Rebranding Literature is a simple plan to make literature more relevant in the marketplace of ideas by maximizing revenue potential.
Over the course of human history, great works of literature have generated less revenue in aggregate than a single day’s worth of Starbucks sales. This is true even in the United States, where monetary wealth or the pursuit of it seems to trump all other forms of worth. This is true even in American literature of the 20th century, the so-called century of American ascendancy, and, finally, dominance.
Why is literature losing out so badly to the coffee mongers? That they sell a drug, legally, we rejected as too simplistic; many retailers of drugs legal and illegal don’t get wealthy. We attempted to answer the question by visiting a local Starbucks. The answer is shockingly obvious if you have eyes to see. Just look around. Everything is for sale. Little racks with branded items pop up like toadstools. Nature abhors a vacuum; so does Starbucks—every empty space is filled with something you could buy. So, we have initiated a project to go back and apply what we’ve learned to great works of literature in hopes of raising greater revenues.

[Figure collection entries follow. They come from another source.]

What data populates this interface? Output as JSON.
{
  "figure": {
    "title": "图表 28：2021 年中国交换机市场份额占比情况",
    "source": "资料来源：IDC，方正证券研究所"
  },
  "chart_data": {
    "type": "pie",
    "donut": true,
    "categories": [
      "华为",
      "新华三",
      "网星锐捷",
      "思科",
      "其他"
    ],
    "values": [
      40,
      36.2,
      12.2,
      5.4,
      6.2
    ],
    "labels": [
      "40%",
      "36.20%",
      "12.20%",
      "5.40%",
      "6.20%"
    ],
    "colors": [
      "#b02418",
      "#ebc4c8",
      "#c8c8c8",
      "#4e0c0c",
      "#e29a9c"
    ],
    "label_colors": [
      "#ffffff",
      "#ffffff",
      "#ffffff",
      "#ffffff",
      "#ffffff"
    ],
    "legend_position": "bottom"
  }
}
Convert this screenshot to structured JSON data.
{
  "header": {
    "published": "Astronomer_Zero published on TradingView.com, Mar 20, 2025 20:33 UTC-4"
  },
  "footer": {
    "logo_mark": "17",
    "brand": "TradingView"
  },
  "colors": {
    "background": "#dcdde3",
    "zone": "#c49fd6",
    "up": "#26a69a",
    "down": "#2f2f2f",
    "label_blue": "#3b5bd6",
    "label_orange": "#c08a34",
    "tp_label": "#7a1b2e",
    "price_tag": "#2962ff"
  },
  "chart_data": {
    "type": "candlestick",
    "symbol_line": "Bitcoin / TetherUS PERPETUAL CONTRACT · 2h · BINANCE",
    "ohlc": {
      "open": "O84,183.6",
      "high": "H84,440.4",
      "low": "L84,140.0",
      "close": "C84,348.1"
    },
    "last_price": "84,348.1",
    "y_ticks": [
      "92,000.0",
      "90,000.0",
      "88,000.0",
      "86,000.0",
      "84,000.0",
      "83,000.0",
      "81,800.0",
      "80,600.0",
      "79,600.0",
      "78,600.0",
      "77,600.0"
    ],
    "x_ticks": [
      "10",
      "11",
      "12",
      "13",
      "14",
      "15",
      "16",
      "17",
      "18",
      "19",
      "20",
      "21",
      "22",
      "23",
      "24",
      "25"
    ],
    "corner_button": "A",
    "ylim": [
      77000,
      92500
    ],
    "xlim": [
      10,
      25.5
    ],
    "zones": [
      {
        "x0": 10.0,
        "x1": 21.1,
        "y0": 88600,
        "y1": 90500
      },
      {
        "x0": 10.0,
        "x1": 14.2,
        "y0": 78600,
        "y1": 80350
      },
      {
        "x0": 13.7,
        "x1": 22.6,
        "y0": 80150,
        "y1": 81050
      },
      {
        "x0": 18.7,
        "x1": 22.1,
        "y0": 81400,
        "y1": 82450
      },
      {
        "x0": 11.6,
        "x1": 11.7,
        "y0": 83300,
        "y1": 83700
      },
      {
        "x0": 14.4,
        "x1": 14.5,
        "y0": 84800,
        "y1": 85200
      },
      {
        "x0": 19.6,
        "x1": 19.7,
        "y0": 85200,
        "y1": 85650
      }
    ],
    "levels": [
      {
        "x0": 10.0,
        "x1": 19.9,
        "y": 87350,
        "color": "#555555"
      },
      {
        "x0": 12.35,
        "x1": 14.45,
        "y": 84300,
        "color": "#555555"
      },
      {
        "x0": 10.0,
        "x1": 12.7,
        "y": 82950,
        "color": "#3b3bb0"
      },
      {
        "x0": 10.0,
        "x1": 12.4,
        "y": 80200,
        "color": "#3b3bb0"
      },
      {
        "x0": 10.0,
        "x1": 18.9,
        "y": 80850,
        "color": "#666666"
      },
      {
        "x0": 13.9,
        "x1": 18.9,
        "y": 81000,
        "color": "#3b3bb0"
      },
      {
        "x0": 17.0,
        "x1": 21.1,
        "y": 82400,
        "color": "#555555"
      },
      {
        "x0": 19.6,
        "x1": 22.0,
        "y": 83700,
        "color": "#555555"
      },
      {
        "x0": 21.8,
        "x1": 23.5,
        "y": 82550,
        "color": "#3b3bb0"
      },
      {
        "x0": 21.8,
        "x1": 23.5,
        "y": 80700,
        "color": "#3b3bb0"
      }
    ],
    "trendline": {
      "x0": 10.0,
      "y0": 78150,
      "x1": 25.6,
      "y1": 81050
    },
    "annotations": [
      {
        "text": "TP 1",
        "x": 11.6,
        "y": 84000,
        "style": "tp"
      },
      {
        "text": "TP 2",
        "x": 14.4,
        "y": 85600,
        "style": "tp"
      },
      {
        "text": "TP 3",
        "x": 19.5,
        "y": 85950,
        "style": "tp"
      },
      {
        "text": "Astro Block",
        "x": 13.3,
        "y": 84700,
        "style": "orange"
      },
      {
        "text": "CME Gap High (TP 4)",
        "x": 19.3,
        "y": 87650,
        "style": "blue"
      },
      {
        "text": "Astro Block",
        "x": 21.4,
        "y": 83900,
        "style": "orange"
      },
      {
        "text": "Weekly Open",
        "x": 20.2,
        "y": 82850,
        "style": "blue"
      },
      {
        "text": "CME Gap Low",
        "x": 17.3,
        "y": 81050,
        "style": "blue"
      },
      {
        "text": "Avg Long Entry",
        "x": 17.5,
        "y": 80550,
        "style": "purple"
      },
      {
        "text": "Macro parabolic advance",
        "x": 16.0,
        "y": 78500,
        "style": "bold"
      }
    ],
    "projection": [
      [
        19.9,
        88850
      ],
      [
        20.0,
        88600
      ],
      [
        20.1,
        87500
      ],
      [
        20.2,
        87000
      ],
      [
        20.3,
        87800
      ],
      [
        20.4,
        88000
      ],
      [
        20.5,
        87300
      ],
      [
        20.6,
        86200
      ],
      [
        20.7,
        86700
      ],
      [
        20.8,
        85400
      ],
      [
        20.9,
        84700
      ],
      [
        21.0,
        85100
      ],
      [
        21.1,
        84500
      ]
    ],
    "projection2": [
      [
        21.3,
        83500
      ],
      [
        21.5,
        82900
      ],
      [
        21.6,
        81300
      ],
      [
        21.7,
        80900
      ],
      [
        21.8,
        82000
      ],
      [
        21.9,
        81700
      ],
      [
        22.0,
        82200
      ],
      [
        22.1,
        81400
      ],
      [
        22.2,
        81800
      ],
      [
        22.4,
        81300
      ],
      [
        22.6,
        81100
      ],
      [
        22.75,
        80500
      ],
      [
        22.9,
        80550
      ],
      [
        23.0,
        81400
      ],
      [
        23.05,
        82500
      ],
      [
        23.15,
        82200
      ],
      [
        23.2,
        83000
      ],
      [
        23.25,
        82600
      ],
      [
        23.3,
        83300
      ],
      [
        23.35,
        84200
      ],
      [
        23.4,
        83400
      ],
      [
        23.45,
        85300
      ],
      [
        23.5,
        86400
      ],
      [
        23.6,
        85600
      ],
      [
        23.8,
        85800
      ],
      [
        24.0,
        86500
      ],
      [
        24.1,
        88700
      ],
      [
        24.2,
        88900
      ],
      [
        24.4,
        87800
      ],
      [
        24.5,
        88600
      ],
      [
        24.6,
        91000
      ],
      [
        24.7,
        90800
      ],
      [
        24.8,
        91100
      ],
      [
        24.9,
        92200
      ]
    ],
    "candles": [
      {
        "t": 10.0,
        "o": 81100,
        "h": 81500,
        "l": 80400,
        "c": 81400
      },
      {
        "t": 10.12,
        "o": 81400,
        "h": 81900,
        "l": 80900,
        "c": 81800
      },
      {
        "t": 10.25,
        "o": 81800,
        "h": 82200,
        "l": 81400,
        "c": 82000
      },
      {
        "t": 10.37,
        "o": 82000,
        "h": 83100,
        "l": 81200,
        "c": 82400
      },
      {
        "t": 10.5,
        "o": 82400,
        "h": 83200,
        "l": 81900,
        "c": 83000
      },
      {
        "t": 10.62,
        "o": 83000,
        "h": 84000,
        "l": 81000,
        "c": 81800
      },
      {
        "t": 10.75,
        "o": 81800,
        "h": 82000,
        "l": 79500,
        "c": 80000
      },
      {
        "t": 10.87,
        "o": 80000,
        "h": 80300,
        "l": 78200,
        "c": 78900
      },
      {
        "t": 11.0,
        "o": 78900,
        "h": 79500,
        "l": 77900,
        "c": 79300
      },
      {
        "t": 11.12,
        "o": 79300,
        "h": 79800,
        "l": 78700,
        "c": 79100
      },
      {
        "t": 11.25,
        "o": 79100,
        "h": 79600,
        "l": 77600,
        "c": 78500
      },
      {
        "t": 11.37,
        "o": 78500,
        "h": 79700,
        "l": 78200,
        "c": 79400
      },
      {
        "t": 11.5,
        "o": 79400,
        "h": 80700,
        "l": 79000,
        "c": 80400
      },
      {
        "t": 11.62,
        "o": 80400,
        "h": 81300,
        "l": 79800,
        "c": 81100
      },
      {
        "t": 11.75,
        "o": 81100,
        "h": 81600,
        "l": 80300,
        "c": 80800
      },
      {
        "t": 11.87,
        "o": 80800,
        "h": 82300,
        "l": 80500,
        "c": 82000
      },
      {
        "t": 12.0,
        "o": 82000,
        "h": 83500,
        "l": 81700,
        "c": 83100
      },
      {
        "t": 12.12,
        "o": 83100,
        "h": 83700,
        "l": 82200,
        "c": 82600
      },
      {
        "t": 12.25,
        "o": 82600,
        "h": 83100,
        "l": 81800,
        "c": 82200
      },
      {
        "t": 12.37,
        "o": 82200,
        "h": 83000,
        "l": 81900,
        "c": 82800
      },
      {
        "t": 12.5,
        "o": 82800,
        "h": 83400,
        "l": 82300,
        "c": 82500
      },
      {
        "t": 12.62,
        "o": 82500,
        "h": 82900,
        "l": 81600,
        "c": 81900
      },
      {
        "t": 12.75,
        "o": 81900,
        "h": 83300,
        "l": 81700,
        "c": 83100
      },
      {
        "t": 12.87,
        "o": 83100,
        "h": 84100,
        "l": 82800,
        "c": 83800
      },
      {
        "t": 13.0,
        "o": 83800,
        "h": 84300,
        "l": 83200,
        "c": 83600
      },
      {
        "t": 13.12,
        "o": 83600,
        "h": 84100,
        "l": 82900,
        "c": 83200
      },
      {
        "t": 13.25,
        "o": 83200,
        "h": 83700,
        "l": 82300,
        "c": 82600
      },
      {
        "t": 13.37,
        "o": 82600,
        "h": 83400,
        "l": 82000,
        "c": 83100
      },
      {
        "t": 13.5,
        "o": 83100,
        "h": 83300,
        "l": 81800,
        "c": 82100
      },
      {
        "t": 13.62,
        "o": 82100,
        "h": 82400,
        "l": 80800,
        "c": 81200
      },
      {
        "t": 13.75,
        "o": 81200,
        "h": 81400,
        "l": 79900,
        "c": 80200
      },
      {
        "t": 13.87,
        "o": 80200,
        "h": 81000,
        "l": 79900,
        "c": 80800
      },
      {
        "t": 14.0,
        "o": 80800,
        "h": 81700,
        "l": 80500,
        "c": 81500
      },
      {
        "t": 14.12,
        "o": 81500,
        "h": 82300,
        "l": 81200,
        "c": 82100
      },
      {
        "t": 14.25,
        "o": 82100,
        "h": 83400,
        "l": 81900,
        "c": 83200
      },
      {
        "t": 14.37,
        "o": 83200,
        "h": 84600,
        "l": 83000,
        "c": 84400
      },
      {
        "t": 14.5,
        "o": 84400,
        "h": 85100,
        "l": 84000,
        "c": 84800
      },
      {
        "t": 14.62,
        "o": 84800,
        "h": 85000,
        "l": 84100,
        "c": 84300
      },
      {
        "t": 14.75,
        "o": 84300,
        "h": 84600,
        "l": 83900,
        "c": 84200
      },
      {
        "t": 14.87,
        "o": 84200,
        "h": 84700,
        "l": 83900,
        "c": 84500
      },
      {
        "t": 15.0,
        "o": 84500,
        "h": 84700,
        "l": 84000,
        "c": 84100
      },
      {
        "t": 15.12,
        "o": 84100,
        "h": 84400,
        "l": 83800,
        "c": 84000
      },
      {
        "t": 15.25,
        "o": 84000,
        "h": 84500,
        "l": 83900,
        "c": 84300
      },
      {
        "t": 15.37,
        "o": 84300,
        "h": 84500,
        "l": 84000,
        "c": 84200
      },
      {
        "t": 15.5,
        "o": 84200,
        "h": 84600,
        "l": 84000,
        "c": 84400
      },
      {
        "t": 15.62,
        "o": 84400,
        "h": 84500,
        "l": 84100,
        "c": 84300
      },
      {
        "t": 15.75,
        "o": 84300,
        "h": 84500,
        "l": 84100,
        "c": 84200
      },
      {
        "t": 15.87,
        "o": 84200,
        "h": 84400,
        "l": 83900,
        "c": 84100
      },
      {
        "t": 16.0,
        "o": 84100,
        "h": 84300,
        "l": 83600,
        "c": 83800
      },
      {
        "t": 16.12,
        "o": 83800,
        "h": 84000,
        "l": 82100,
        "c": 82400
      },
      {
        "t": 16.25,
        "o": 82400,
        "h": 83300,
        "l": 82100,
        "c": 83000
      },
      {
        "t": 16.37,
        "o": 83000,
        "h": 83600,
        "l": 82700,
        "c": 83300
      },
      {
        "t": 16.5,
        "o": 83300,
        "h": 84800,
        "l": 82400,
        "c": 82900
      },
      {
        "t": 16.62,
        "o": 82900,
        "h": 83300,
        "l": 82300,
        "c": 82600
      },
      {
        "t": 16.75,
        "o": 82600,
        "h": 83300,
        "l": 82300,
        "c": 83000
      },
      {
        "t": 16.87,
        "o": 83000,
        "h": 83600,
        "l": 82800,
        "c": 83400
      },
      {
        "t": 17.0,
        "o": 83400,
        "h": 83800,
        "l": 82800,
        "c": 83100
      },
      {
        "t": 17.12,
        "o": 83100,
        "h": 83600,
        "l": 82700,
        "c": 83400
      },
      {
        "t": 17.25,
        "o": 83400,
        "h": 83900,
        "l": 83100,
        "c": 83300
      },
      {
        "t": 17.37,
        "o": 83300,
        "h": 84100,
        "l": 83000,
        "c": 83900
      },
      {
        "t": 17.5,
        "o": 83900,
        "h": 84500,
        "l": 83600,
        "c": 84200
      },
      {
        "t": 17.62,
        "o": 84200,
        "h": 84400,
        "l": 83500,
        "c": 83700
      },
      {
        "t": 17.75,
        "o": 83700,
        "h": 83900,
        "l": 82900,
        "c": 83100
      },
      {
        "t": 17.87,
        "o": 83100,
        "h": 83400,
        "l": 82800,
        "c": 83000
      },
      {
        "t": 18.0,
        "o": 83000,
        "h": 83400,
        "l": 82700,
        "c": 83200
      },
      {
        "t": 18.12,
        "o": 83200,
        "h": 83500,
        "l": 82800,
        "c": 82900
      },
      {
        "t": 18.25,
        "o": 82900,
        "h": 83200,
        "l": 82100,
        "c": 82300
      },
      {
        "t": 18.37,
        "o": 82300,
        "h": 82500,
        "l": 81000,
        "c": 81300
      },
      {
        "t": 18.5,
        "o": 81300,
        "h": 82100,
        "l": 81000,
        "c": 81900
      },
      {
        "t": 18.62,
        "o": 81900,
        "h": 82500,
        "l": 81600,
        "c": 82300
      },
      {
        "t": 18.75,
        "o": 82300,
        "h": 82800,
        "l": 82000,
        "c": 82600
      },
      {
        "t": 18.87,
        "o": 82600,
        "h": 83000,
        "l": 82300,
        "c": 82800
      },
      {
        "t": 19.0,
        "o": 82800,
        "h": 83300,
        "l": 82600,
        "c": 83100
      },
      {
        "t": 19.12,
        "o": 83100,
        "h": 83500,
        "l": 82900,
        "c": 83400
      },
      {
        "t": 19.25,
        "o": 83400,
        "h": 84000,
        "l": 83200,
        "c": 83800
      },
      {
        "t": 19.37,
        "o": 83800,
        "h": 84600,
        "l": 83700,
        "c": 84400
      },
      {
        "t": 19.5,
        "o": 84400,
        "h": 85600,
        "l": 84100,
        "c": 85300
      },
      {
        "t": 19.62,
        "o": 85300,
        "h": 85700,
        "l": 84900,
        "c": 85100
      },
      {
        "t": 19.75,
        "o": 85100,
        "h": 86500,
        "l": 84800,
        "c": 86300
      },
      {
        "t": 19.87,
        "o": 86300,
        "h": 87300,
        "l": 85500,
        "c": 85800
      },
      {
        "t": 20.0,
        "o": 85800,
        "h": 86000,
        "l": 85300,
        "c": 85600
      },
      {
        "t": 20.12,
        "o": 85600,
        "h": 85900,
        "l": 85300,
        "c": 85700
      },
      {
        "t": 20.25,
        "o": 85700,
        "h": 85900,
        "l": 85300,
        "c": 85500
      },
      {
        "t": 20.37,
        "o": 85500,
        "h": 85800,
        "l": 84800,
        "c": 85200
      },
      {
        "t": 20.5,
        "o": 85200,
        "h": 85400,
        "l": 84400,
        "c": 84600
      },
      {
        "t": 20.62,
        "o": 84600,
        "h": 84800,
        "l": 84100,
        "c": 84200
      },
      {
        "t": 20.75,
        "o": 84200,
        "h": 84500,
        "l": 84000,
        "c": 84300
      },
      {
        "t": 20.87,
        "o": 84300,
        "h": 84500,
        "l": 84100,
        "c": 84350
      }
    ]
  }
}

To demonstrate the profitable improvement of 20th century American fiction, we take a look at two seminal works by two American writers in the forms that show them at their best: William Faulkner in the novel, and Ernest Hemingway in the short story. Here are excerpts from Faulkner’s The Sound and the Fury and Hemingway’s “Big Two-Hearted River: Part II.”
The Sound and the Fury
by William Faulkner and The Stoneslide Corrective
Through the fence, between the curling flower spaces, I could see them hitting Titleist Pro V1s. They were coming toward where the flag was and I went along the Oxford Fence Co. fence. Luster was hunting in the grass by the flower tree. They took the flag out, still wearing their Tour Gold gloves, and they were hitting with their PING Karsten 1959 Craze-e putters. Then they put the flag back and they went to the table, and he hit and the other hit. Then they went on, and I went along the truly high-quality fence. Luster came away from the flower tree and we went along the fence. (Have I mentioned how nice the fence is? You’ll want one for your yard or garden. Keeps out varmints, for sure, and just looks nice on the eyes.) and they stopped and we stopped and I looked through the fence while Luster was hunting in the grass with his .223 bolt action Savage.
“Big Two-Hearted River: Part II”
by Ernest Hemingway and The Stoneslide Corrective
Nick took his fly rod out of the leather rod-case, jointed it, and shoved the rod case back into the tent. It was a good tent, a true tent, made by The North Face. He put on the reel and threaded the line through the guides. He had to hold it from hand to hand as he threaded it or it would slip back through its own weight. It was a heavy, double tapered fly line. Nick had paid eight dollars for it during a sale at a Bass Pro Shop in Downers Grove a long time ago. It was made heavy to lift back in the air and come forward flat and heavy and straight to make it possible to cast a fly which has no weight. Nick often bought his gear at the Orvis in Chicago, or up in Royal Oak, but Bass won this one on price. Nick opened the aluminum leader box. The leaders were coiled between the damp flannel pads. Nick had wet the pads at the water cooler on the train up to St. Ignace, gateway to Michigan’s Upper Peninsula. In the damp pads the gut leaders had softened and Nick unrolled one and tied it by a loop at the end to the heavy fly line. He fastened a hook on the end of the leader. It was a small hook; very thin and springy.
Nick took it from his hook book sitting with the rod, a Sage THX, across his lap. He tested the knot and the spring of the rod by pulling the line taut. It was a good feeling. His rod was strong, and responsive. He was careful not to let the hook bite into his finger.